Esports betting has spent the better part of a decade being described as the next major vertical in online wagering. The addressable audience is real, the event calendar is dense, and the demographic skew toward younger, digitally native bettors is precisely what most operators say they want. Yet the numbers tell a more complicated story: traffic arrives, sessions are short, and retention lags well behind traditional sports.

The honest diagnosis is not a demand problem. It is a product problem — and the industry is only beginning to reckon with that distinction.

Listing Markets Is Not the Same as Building a Product

The first-generation approach to esports betting was essentially additive.

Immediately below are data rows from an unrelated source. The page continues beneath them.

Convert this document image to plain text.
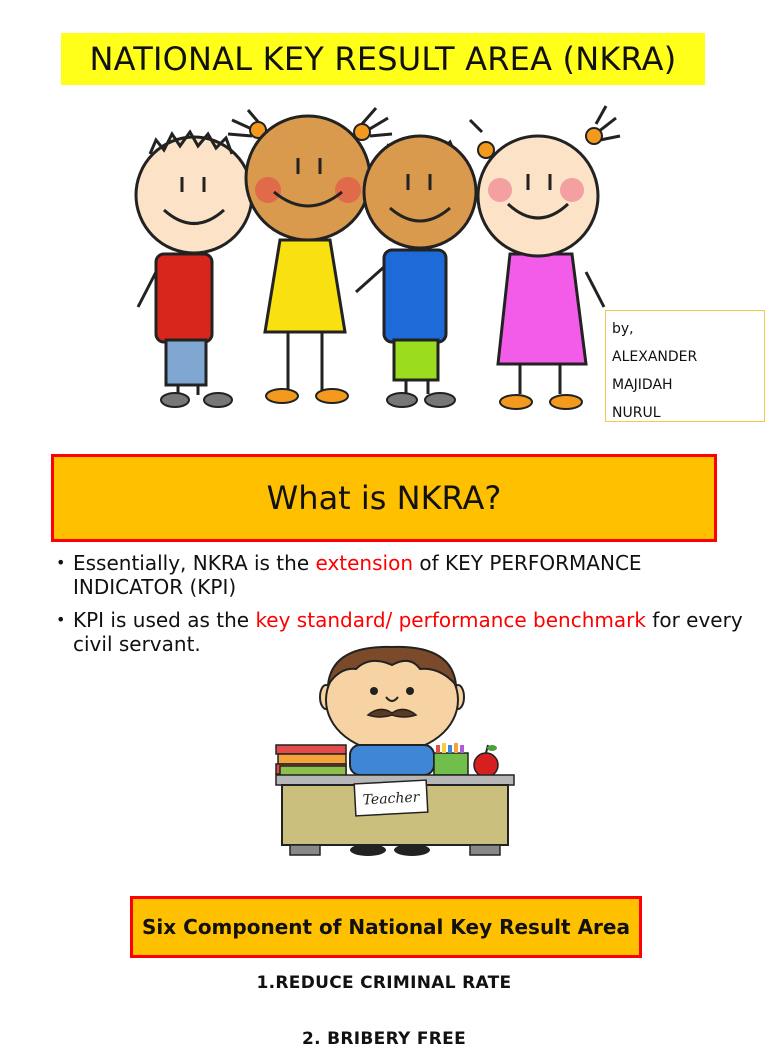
NATIONAL KEY RESULT AREA (NKRA)
by,
ALEXANDER
MAJIDAH
NURUL
What is NKRA?
• Essentially, NKRA is the extension of KEY PERFORMANCE INDICATOR (KPI)
• KPI is used as the key standard/ performance benchmark for every civil servant.
Teacher
Six Component of National Key Result Area
1.REDUCE CRIMINAL RATE
2. BRIBERY FREE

Operators that already held B2C licences in regulated markets — UK Gambling Commission remote operating licences, Malta Gaming Authority B2C certificates, New Jersey Division of Gaming Enforcement approvals — simply extended their sportsbook infrastructure to cover Counter-Strike or League of Legends tournaments. Markets went live, compliance boxes were checked, and press releases followed.

What did not follow was meaningful engagement. The core issue is architectural. Traditional sportsbook feeds are built around pre-match pricing and live odds that update on a timescale calibrated for football or basketball — sports where a lot happens in ninety or forty-eight minutes, but not everything. Esports matches, particularly in titles like Dota 2 or Valorant, generate state changes at a pace and complexity that standard odds engines were never designed to handle. Round-by-round, kill-by-kill, objective-by-objective — the event stream demands a different data infrastructure entirely.

Operators who plugged esports into their existing tech stack and expected the engagement metrics to follow were, in effect, serving a specialized audience a generic product and then wondering why churn was high.

The Data Layer Is Where Retention Is Won or Lost

What separates engaged esports bettors from casual ones is access to in-play markets that actually reflect what is happening on screen. A bettor watching a CS2 match who cannot find a live market on the current round winner — or finds one priced minutes behind the action — will not complain. They will simply leave. That behavioral pattern, repeated at scale, is why session length in esports betting routinely underperforms the same operator's traditional sports vertical.

The underlying requirement is low-latency data with deep event granularity. That means integrations with tournament organizers and official data providers, not scraped feeds or broadcast-delayed streams. It also means odds models built specifically for each title's mechanics, because the volatility profile of a CS2 half is nothing like the second quarter of an NBA game.

Specialized B2B providers have built businesses around exactly this gap, offering esports-specific data and trading services to operators who lack the internal resources to build from scratch. The procurement decision is less about cost than about strategic intent: operators who treat esports as a marginal add-on will buy the cheapest available feed. Those who treat it as a priority vertical will invest in the infrastructure that keeps bettors in a session.

Regulatory Complexity Compounds the Problem

The product challenges do not exist in a vacuum. Esports betting sits at an intersection of several active regulatory conversations, and the picture varies significantly by jurisdiction.

In the UK, the Gambling Commission's ongoing review of online slot stake limits and its broader focus on affordability checks have consumed operator compliance bandwidth, leaving esports-specific product investment lower on the priority list than it might otherwise be. In the US, where state-by-state sports betting authorization continues to expand, esports occupies an ambiguous position in many enabling statutes — some states' definitions of "sporting event" were written before competitive gaming was a commercial enterprise, creating legal uncertainty that has slowed licensing applications and product launches.

Brazil's newly regulated online betting market, which moved past its initial launch phase in early 2025 and is now issuing licences under the Secretaria de Prêmios e Apostas framework, offers a different kind of opportunity. The Brazilian gaming audience has strong affinity for titles popular in esports — particularly in the Free Fire and CS2 ecosystems — and operators entering that market now are doing so without the legacy infrastructure assumptions that constrain established European sportsbooks. That is an advantage, if they choose to use it.

The Takeaway

Esports betting's underperformance is not a sign that the vertical lacks commercial merit. It is a sign that most operators have not yet invested in the product quality the audience requires. The bettors exist. The events exist. What is missing, in most deployments, is the data infrastructure and in-play market depth that converts a casual visit into a sustained session.

Operators who resolve the product problem — through purpose-built data integrations, title-specific odds models, and in-play interfaces calibrated to the pace of competitive gaming — will find themselves with a durable advantage in a vertical that their competitors are still treating as an afterthought. The window for building that advantage on relatively favorable terms is not indefinite. As more jurisdictions clarify their regulatory posture toward esports wagering, the cost of entry will rise and the incumbents who invested early will be difficult to displace.